The FriendGraph.are_connected method is unimplemented. It should be given two people’s names and should return True or False depending on whether they connect on the graph.

For example, since we specifically said Sam was a friend of Frodo’s, they should be connected:

>>> f.are_connected("Frodo", "Sam")
True

Our FriendGraph.set_friends method sets the reciprocal relationship automatically (this is an “undirected graph”), so Sam is also friends with Frodo:

>>> f.are_connected("Sam", "Frodo")
True

Sam isn’t friends with Treebeard—but we can find a connection (Sam → Frodo → {Merry or Pippin} → Treebeard)
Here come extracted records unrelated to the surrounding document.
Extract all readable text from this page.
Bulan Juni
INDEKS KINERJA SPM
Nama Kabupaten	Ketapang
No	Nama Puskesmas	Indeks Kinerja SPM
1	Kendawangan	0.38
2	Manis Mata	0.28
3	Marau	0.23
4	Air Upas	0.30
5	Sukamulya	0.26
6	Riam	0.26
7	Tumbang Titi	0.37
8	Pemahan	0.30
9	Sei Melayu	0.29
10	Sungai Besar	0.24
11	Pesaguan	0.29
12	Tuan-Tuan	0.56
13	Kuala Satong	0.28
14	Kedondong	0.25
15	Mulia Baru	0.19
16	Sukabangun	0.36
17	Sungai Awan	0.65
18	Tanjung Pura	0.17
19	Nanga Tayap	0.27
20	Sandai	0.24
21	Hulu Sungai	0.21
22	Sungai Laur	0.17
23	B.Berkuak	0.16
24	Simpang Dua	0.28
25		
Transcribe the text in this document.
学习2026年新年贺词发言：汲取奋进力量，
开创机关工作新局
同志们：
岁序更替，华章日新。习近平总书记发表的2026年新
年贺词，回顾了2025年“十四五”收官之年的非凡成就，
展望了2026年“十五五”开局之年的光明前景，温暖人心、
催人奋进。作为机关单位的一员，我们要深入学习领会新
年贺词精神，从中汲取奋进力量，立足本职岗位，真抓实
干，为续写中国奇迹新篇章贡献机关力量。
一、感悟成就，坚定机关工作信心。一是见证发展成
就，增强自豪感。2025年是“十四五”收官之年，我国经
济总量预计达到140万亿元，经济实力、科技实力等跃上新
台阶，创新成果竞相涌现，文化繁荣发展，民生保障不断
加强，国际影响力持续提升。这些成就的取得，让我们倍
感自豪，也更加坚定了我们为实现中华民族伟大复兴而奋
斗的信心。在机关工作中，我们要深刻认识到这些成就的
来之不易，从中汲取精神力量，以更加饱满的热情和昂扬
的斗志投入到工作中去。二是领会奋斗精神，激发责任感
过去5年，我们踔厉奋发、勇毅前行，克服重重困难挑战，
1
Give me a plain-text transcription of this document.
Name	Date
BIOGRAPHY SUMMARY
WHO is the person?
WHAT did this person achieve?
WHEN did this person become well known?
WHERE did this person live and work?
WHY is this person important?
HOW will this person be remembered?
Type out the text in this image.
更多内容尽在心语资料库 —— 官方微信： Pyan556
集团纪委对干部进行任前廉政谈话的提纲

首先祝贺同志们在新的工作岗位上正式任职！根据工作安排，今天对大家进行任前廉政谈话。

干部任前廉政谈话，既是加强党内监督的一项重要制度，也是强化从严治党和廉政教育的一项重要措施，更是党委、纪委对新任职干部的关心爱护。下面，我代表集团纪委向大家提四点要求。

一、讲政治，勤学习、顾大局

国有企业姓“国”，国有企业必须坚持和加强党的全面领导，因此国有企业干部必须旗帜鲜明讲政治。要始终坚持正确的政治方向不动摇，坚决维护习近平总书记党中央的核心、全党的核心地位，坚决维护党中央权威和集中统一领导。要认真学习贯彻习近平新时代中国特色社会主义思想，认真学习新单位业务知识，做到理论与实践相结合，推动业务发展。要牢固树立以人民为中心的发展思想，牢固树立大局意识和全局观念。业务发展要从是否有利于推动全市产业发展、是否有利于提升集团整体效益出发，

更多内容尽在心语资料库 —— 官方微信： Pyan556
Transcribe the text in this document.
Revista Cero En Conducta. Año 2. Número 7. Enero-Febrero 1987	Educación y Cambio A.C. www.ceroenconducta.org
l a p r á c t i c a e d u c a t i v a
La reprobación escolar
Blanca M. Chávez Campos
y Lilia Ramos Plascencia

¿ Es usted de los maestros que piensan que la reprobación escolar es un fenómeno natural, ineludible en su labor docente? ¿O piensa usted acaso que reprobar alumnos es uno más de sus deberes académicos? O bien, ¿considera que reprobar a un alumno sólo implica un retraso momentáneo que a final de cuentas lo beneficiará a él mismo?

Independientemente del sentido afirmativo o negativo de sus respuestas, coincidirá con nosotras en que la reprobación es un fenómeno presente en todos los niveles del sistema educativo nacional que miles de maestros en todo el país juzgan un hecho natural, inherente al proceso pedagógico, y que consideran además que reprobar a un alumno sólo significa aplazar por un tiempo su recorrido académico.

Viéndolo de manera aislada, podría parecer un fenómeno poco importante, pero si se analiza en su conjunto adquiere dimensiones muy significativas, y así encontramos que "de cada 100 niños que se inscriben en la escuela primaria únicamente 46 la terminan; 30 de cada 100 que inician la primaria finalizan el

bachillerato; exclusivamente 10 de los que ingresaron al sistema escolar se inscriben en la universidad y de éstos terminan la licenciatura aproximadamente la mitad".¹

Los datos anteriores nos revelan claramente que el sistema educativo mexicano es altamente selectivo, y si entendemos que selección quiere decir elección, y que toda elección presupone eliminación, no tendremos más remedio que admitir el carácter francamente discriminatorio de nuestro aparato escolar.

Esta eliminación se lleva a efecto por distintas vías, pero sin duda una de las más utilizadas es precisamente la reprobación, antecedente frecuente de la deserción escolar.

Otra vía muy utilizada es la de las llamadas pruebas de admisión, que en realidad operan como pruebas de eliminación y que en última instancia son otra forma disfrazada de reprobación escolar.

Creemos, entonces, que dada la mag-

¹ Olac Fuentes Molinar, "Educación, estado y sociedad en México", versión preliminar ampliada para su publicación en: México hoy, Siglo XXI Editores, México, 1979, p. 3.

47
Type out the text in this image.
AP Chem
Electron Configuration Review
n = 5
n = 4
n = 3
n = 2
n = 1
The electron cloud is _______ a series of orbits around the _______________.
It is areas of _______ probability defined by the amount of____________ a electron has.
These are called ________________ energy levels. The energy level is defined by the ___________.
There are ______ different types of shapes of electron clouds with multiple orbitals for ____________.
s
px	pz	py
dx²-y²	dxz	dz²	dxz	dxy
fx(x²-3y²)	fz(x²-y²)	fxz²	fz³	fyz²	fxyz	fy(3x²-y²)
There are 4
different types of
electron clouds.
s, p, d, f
>>> f.are_connected("Sam", "Treebeard")
True

Poor Sauron. He won’t be invited to Frodo’s tea party:;

>>> f.are_connected("Frodo", "Sauron")
False

Implement the FriendGraph.are_connected method.

Hint

Recursion and “seen”

A classic way to write this would be using recursion.

However, if you just recurse on all-friends-of-a-node, you can get stuck in a loop, since a friend-of-a-node will be friends with the first node, and you’ll keeping bouncing back and forth.

Can you think of a way to keep track of which nodes you’ve already visited? What kind of (built-in) data structure would be right for this?